At the weekend, I visited 2 National Trust properties, Oxburgh Hall and Blickling Hall. Their beauty and history inspired me. Even in the cold wind, their gardens fired me up. All those lovely carvings, portraits, inlaid cabinets, ornate plaster ceilings, silver-backed hairbrushes. I love such beautiful things. It made me realise that although I am a writer (in the same way I am female), what I dream of being is an artist. One day I hope to fulfil this dream.

Now my brain feels invigorated, juicy again. It was good to have a holiday from writing, to give the little grey cells a break. Now I feel lots more creative than I did. Inspired. Of course, physically I am a wreck, but I’ll get over that if I give myself permission to rest. The important thing is that the spirits are lifted.

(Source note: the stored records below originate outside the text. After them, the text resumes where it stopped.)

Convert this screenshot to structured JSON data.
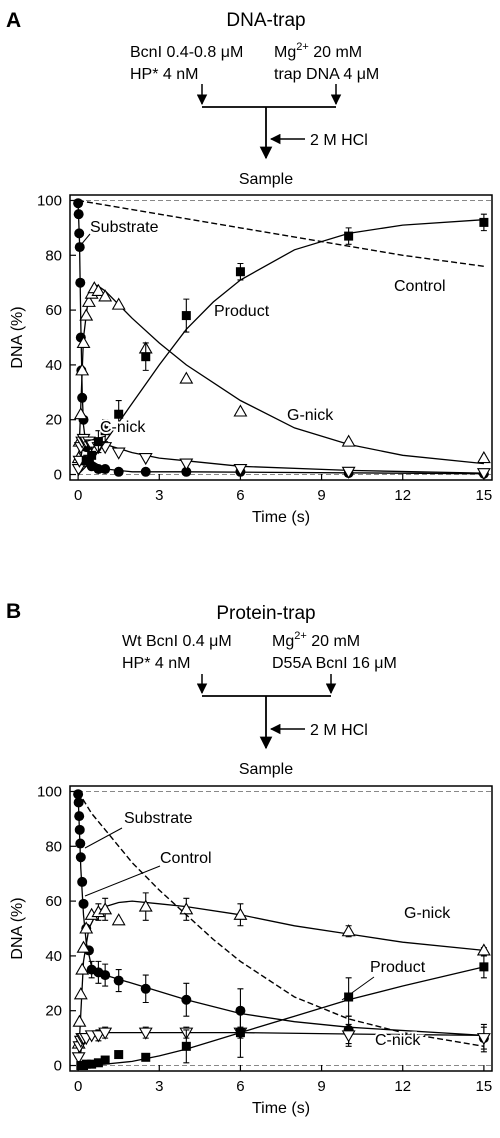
{
  "panels": [
    {
      "letter": "A",
      "title": "DNA-trap",
      "scheme": {
        "left_line1": "BcnI 0.4-0.8 μM",
        "left_line2": "HP* 4 nM",
        "right_line1_pre": "Mg",
        "right_line1_sup": "2+",
        "right_line1_post": " 20 mM",
        "right_line2": "trap DNA 4 μM",
        "quench": "2 M HCl",
        "sample": "Sample"
      }
    },
    {
      "letter": "B",
      "title": "Protein-trap",
      "scheme": {
        "left_line1": "Wt BcnI 0.4 μM",
        "left_line2": "HP* 4 nM",
        "right_line1_pre": "Mg",
        "right_line1_sup": "2+",
        "right_line1_post": " 20 mM",
        "right_line2": "D55A BcnI 16 μM",
        "quench": "2 M HCl",
        "sample": "Sample"
      }
    }
  ],
  "chart_data": [
    {
      "type": "scatter",
      "title": "DNA-trap",
      "xlabel": "Time (s)",
      "ylabel": "DNA (%)",
      "xlim": [
        -0.3,
        15.3
      ],
      "ylim": [
        -2,
        102
      ],
      "xticks": [
        0,
        3,
        6,
        9,
        12,
        15
      ],
      "yticks": [
        0,
        20,
        40,
        60,
        80,
        100
      ],
      "dashed_refs": [
        0,
        100
      ],
      "series": [
        {
          "name": "Substrate",
          "marker": "filled-circle",
          "x": [
            0,
            0.02,
            0.04,
            0.06,
            0.08,
            0.1,
            0.12,
            0.15,
            0.2,
            0.25,
            0.3,
            0.4,
            0.5,
            0.75,
            1,
            1.5,
            2.5,
            4,
            6,
            10,
            15
          ],
          "y": [
            99,
            95,
            88,
            83,
            70,
            50,
            38,
            28,
            20,
            13,
            10,
            5,
            3,
            2,
            2,
            1,
            1,
            1,
            1,
            0.5,
            0.3
          ],
          "fit": {
            "x": [
              0,
              0.05,
              0.1,
              0.15,
              0.2,
              0.3,
              0.5,
              1,
              2,
              4,
              15
            ],
            "y": [
              99,
              85,
              55,
              30,
              18,
              10,
              5,
              2,
              1,
              1,
              0.3
            ]
          }
        },
        {
          "name": "G-nick",
          "marker": "open-triangle-up",
          "x": [
            0.02,
            0.05,
            0.1,
            0.15,
            0.2,
            0.3,
            0.4,
            0.5,
            0.6,
            0.75,
            1,
            1.5,
            2.5,
            4,
            6,
            10,
            15
          ],
          "y": [
            6,
            12,
            22,
            38,
            48,
            58,
            63,
            66,
            68,
            67,
            65,
            62,
            46,
            35,
            23,
            12,
            6
          ],
          "fit": {
            "x": [
              0,
              0.2,
              0.4,
              0.7,
              1,
              2,
              3,
              4,
              6,
              8,
              10,
              12,
              15
            ],
            "y": [
              0,
              50,
              66,
              69,
              67,
              57,
              48,
              40,
              27,
              17,
              11,
              7,
              4
            ]
          }
        },
        {
          "name": "C-nick",
          "marker": "open-triangle-down",
          "x": [
            0.02,
            0.05,
            0.1,
            0.15,
            0.2,
            0.3,
            0.4,
            0.5,
            0.75,
            1,
            1.5,
            2.5,
            4,
            6,
            10,
            15
          ],
          "y": [
            2,
            5,
            10,
            12,
            13,
            12,
            12,
            11,
            10,
            10,
            8,
            6,
            4,
            2,
            1,
            0.5
          ],
          "fit": {
            "x": [
              0,
              0.2,
              0.4,
              0.7,
              1,
              2,
              3,
              4,
              6,
              10,
              15
            ],
            "y": [
              0,
              12,
              13,
              12,
              11,
              8,
              6,
              5,
              3,
              1.5,
              0.5
            ]
          }
        },
        {
          "name": "Product",
          "marker": "filled-square",
          "x": [
            0.3,
            0.5,
            0.75,
            1,
            1.5,
            2.5,
            4,
            6,
            10,
            15
          ],
          "y": [
            5,
            7,
            12,
            16,
            22,
            43,
            58,
            74,
            87,
            92
          ],
          "err": [
            2,
            3,
            4,
            4,
            5,
            5,
            6,
            3,
            3,
            3
          ],
          "fit": {
            "x": [
              0,
              0.5,
              1,
              2,
              3,
              4,
              5,
              6,
              8,
              10,
              12,
              15
            ],
            "y": [
              0,
              5,
              12,
              26,
              40,
              53,
              63,
              71,
              82,
              88,
              91,
              93
            ]
          }
        },
        {
          "name": "Control",
          "marker": "none",
          "line": "dashed",
          "fit": {
            "x": [
              0,
              3,
              6,
              9,
              12,
              15
            ],
            "y": [
              100,
              95,
              90,
              85,
              80,
              76
            ]
          }
        }
      ],
      "annotations": [
        "Substrate",
        "Product",
        "Control",
        "G-nick",
        "C-nick"
      ]
    },
    {
      "type": "scatter",
      "title": "Protein-trap",
      "xlabel": "Time (s)",
      "ylabel": "DNA (%)",
      "xlim": [
        -0.3,
        15.3
      ],
      "ylim": [
        -2,
        102
      ],
      "xticks": [
        0,
        3,
        6,
        9,
        12,
        15
      ],
      "yticks": [
        0,
        20,
        40,
        60,
        80,
        100
      ],
      "dashed_refs": [
        0,
        100
      ],
      "series": [
        {
          "name": "Substrate",
          "marker": "filled-circle",
          "x": [
            0,
            0.02,
            0.04,
            0.06,
            0.08,
            0.1,
            0.15,
            0.2,
            0.3,
            0.4,
            0.5,
            0.75,
            1,
            1.5,
            2.5,
            4,
            6,
            10,
            15
          ],
          "y": [
            99,
            96,
            91,
            86,
            81,
            76,
            67,
            59,
            50,
            42,
            35,
            34,
            33,
            31,
            28,
            24,
            20,
            13,
            10
          ],
          "err": [
            0,
            0,
            0,
            0,
            0,
            0,
            0,
            0,
            0,
            0,
            3,
            4,
            4,
            4,
            5,
            6,
            8,
            5,
            4
          ],
          "fit": {
            "x": [
              0,
              0.05,
              0.1,
              0.2,
              0.3,
              0.5,
              0.75,
              1,
              2,
              3,
              4,
              6,
              8,
              10,
              15
            ],
            "y": [
              99,
              85,
              72,
              55,
              45,
              36,
              34,
              33,
              30,
              27,
              24,
              19,
              16,
              14,
              11
            ]
          }
        },
        {
          "name": "G-nick",
          "marker": "open-triangle-up",
          "x": [
            0.02,
            0.05,
            0.1,
            0.15,
            0.2,
            0.3,
            0.5,
            0.75,
            1,
            1.5,
            2.5,
            4,
            6,
            10,
            15
          ],
          "y": [
            8,
            16,
            26,
            35,
            43,
            50,
            55,
            56,
            57,
            53,
            58,
            57,
            55,
            49,
            42
          ],
          "err": [
            0,
            0,
            0,
            0,
            0,
            0,
            0,
            3,
            4,
            0,
            5,
            4,
            4,
            2,
            1
          ],
          "fit": {
            "x": [
              0,
              0.2,
              0.4,
              0.7,
              1,
              1.5,
              2,
              3,
              4,
              6,
              8,
              10,
              12,
              15
            ],
            "y": [
              0,
              38,
              50,
              56,
              58,
              59.5,
              60,
              59,
              58,
              55,
              51,
              48,
              45,
              42
            ]
          }
        },
        {
          "name": "C-nick",
          "marker": "open-triangle-down",
          "x": [
            0.02,
            0.05,
            0.1,
            0.15,
            0.2,
            0.3,
            0.5,
            0.75,
            1,
            2.5,
            4,
            6,
            10,
            15
          ],
          "y": [
            3,
            7,
            9,
            10,
            10,
            10,
            11,
            11,
            12,
            12,
            12,
            12,
            11,
            10
          ],
          "err": [
            0,
            0,
            0,
            0,
            0,
            0,
            0,
            2,
            2,
            2,
            2,
            2,
            4,
            5
          ],
          "fit": {
            "x": [
              0,
              0.2,
              0.5,
              1,
              2,
              4,
              6,
              10,
              15
            ],
            "y": [
              0,
              10,
              11.5,
              12,
              12,
              12,
              12,
              11.5,
              11
            ]
          }
        },
        {
          "name": "Product",
          "marker": "filled-square",
          "x": [
            0.1,
            0.2,
            0.3,
            0.5,
            0.75,
            1,
            1.5,
            2.5,
            4,
            6,
            10,
            15
          ],
          "y": [
            0,
            0,
            0.5,
            0.5,
            1,
            2,
            4,
            3,
            7,
            12,
            25,
            36
          ],
          "err": [
            0,
            0,
            0,
            0,
            0,
            0,
            0,
            0,
            6,
            9,
            7,
            4
          ],
          "fit": {
            "x": [
              0,
              1,
              2,
              3,
              4,
              5,
              6,
              8,
              10,
              12,
              15
            ],
            "y": [
              0,
              0.5,
              1.5,
              3.5,
              6,
              9,
              12,
              18,
              24,
              29,
              36
            ]
          }
        },
        {
          "name": "Control",
          "marker": "none",
          "line": "dashed",
          "fit": {
            "x": [
              0,
              0.5,
              1,
              2,
              3,
              4,
              5,
              6,
              8,
              10,
              12,
              15
            ],
            "y": [
              100,
              92,
              86,
              74,
              64,
              55,
              46,
              38,
              25,
              17,
              12,
              7
            ]
          }
        }
      ],
      "annotations": [
        "Substrate",
        "Control",
        "G-nick",
        "Product",
        "C-nick"
      ]
    }
  ]
}
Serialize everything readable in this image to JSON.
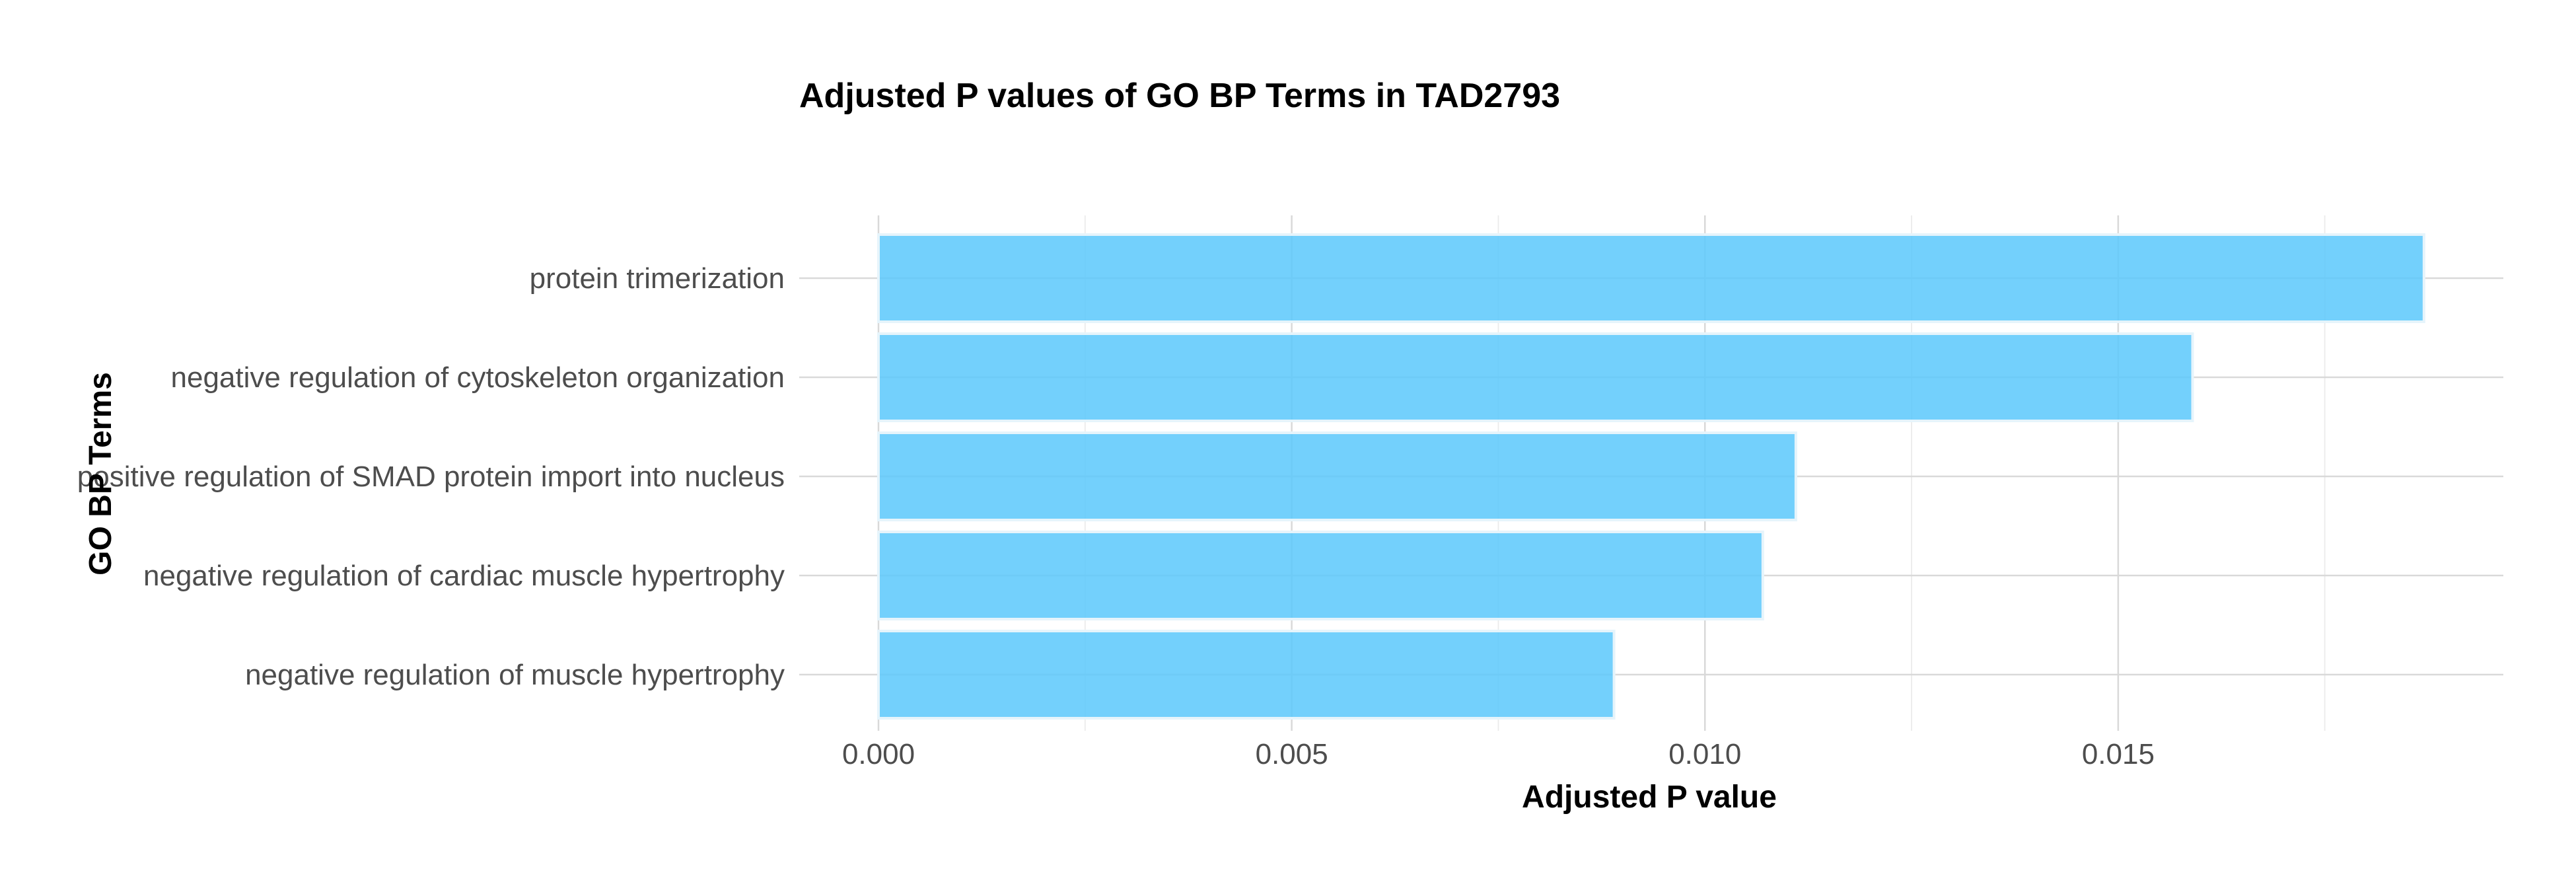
{
  "chart_data": {
    "type": "bar",
    "orientation": "horizontal",
    "title": "Adjusted P values of GO BP Terms in TAD2793",
    "xlabel": "Adjusted P value",
    "ylabel": "GO BP Terms",
    "categories": [
      "protein trimerization",
      "negative regulation of cytoskeleton organization",
      "positive regulation of SMAD protein import into nucleus",
      "negative regulation of cardiac muscle hypertrophy",
      "negative regulation of muscle hypertrophy"
    ],
    "values": [
      0.0187,
      0.0159,
      0.0111,
      0.0107,
      0.0089
    ],
    "xlim": [
      0,
      0.0196
    ],
    "x_ticks": [
      0.0,
      0.005,
      0.01,
      0.015
    ],
    "x_tick_labels": [
      "0.000",
      "0.005",
      "0.010",
      "0.015"
    ],
    "grid": true,
    "bar_color": "#5bc8fb"
  }
}
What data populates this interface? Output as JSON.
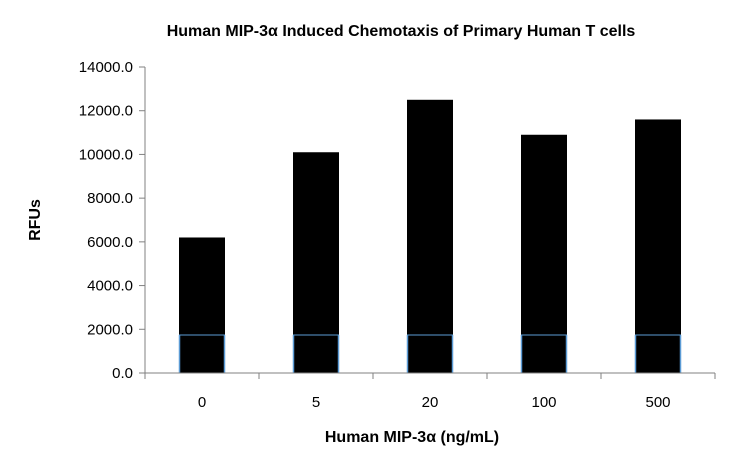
{
  "chart_data": {
    "type": "bar",
    "title": "Human MIP-3α Induced Chemotaxis of Primary Human T cells",
    "xlabel": "Human MIP-3α (ng/mL)",
    "ylabel": "RFUs",
    "categories": [
      "0",
      "5",
      "20",
      "100",
      "500"
    ],
    "values": [
      6200,
      10100,
      12500,
      10900,
      11600
    ],
    "ylim": [
      0,
      14000
    ],
    "yticks": [
      0,
      2000,
      4000,
      6000,
      8000,
      10000,
      12000,
      14000
    ],
    "ytick_labels": [
      "0.0",
      "2000.0",
      "4000.0",
      "6000.0",
      "8000.0",
      "10000.0",
      "12000.0",
      "14000.0"
    ],
    "grid": false,
    "legend": "none",
    "colors": {
      "bar": "#000000",
      "bar_edge_accent": "#5b9bd5",
      "axis": "#808080"
    }
  }
}
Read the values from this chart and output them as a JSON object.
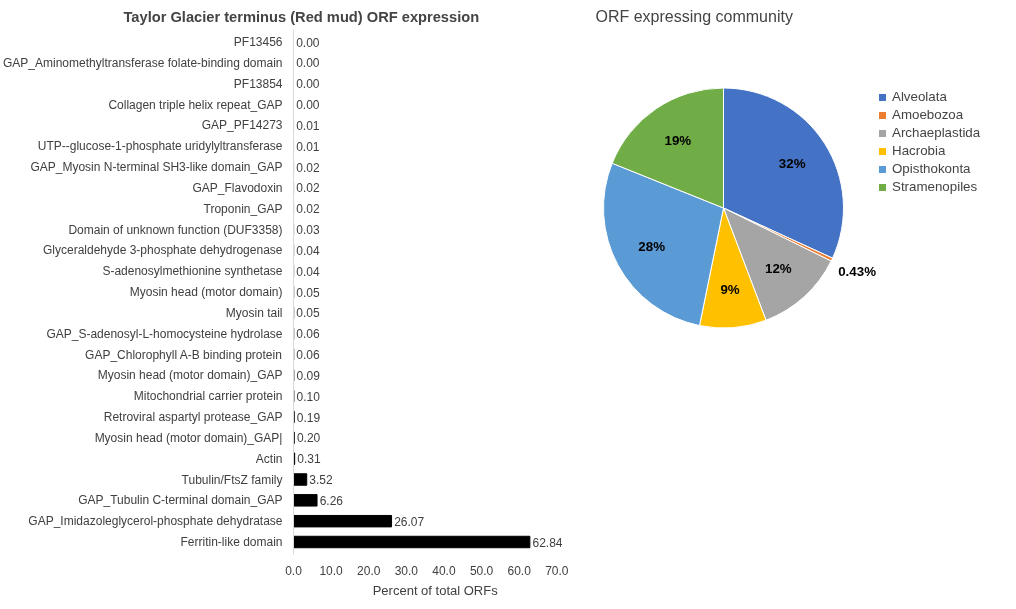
{
  "chart_data": [
    {
      "type": "bar",
      "orientation": "horizontal",
      "title": "Taylor Glacier terminus (Red mud) ORF expression",
      "xlabel": "Percent of  total ORFs",
      "categories": [
        "PF13456",
        "GAP_Aminomethyltransferase folate-binding domain",
        "PF13854",
        "Collagen triple helix repeat_GAP",
        "GAP_PF14273",
        "UTP--glucose-1-phosphate uridylyltransferase",
        "GAP_Myosin N-terminal SH3-like domain_GAP",
        "GAP_Flavodoxin",
        "Troponin_GAP",
        "Domain of unknown function (DUF3358)",
        "Glyceraldehyde 3-phosphate dehydrogenase",
        "S-adenosylmethionine synthetase",
        "Myosin head (motor domain)",
        "Myosin tail",
        "GAP_S-adenosyl-L-homocysteine hydrolase",
        "GAP_Chlorophyll A-B binding protein",
        "Myosin head (motor domain)_GAP",
        "Mitochondrial carrier protein",
        "Retroviral aspartyl protease_GAP",
        "Myosin head (motor domain)_GAP|",
        "Actin",
        "Tubulin/FtsZ family",
        "GAP_Tubulin C-terminal domain_GAP",
        "GAP_Imidazoleglycerol-phosphate dehydratase",
        "Ferritin-like domain"
      ],
      "values": [
        0,
        0,
        0,
        0,
        0.01,
        0.01,
        0.02,
        0.02,
        0.02,
        0.03,
        0.04,
        0.04,
        0.05,
        0.05,
        0.06,
        0.06,
        0.09,
        0.1,
        0.19,
        0.2,
        0.31,
        3.52,
        6.26,
        26.07,
        62.84
      ],
      "value_labels": [
        "0.00",
        "0.00",
        "0.00",
        "0.00",
        "0.01",
        "0.01",
        "0.02",
        "0.02",
        "0.02",
        "0.03",
        "0.04",
        "0.04",
        "0.05",
        "0.05",
        "0.06",
        "0.06",
        "0.09",
        "0.10",
        "0.19",
        "0.20",
        "0.31",
        "3.52",
        "6.26",
        "26.07",
        "62.84"
      ],
      "color": "#000000",
      "xlim": [
        0,
        70
      ],
      "xticks": [
        {
          "value": 0,
          "label": "0.0"
        },
        {
          "value": 10,
          "label": "10.0"
        },
        {
          "value": 20,
          "label": "20.0"
        },
        {
          "value": 30,
          "label": "30.0"
        },
        {
          "value": 40,
          "label": "40.0"
        },
        {
          "value": 50,
          "label": "50.0"
        },
        {
          "value": 60,
          "label": "60.0"
        },
        {
          "value": 70,
          "label": "70.0"
        }
      ],
      "grid": false
    },
    {
      "type": "pie",
      "title": "ORF expressing community",
      "categories": [
        "Alveolata",
        "Amoebozoa",
        "Archaeplastida",
        "Hacrobia",
        "Opisthokonta",
        "Stramenopiles"
      ],
      "values": [
        32,
        0.43,
        12,
        9,
        28,
        19
      ],
      "value_labels": [
        "32%",
        "0.43%",
        "12%",
        "9%",
        "28%",
        "19%"
      ],
      "colors": [
        "#4472c4",
        "#ed7d31",
        "#a5a5a5",
        "#ffc000",
        "#5b9bd5",
        "#70ad47"
      ],
      "legend": "right"
    }
  ]
}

A dear friend of mine has taken a career break and gone abroad to work on her novel. It’s an incredibly brave thing to do, but it has put her under a lot of pressure, because she can only afford a certain amount of time before she has to come back. Right now she is feeling all juiced out, just like I was. But she can’t afford the time to stop. I wonder about this. I hugely admire what she is doing, but I wonder if one can ‘force’ a novel in this way. Maybe writing is what we do in between the stuff of life, the washing up and the ironing. I have written some of my best stuff while waiting for potatoes to boil. Yes, we have to practise every day, or as close to that as we can. But doing it 18 hours a day, is that healthy, for us or for the work? It wore me out, I know that much. I think that our everyday lives, the stuff we all complain about in our writers group as getting in the way of our work, actually FEEDS it. But on the other hand, I am not able to work, so I don’t have the pressures that she does. Perhaps I am in an enviable position. All I know is that without putting fuel in, you can’t get energy out. We can use the minutiae of life as fuel. But sometimes we need to stop and feed ourselves a huge banoffee pie of National Trust property.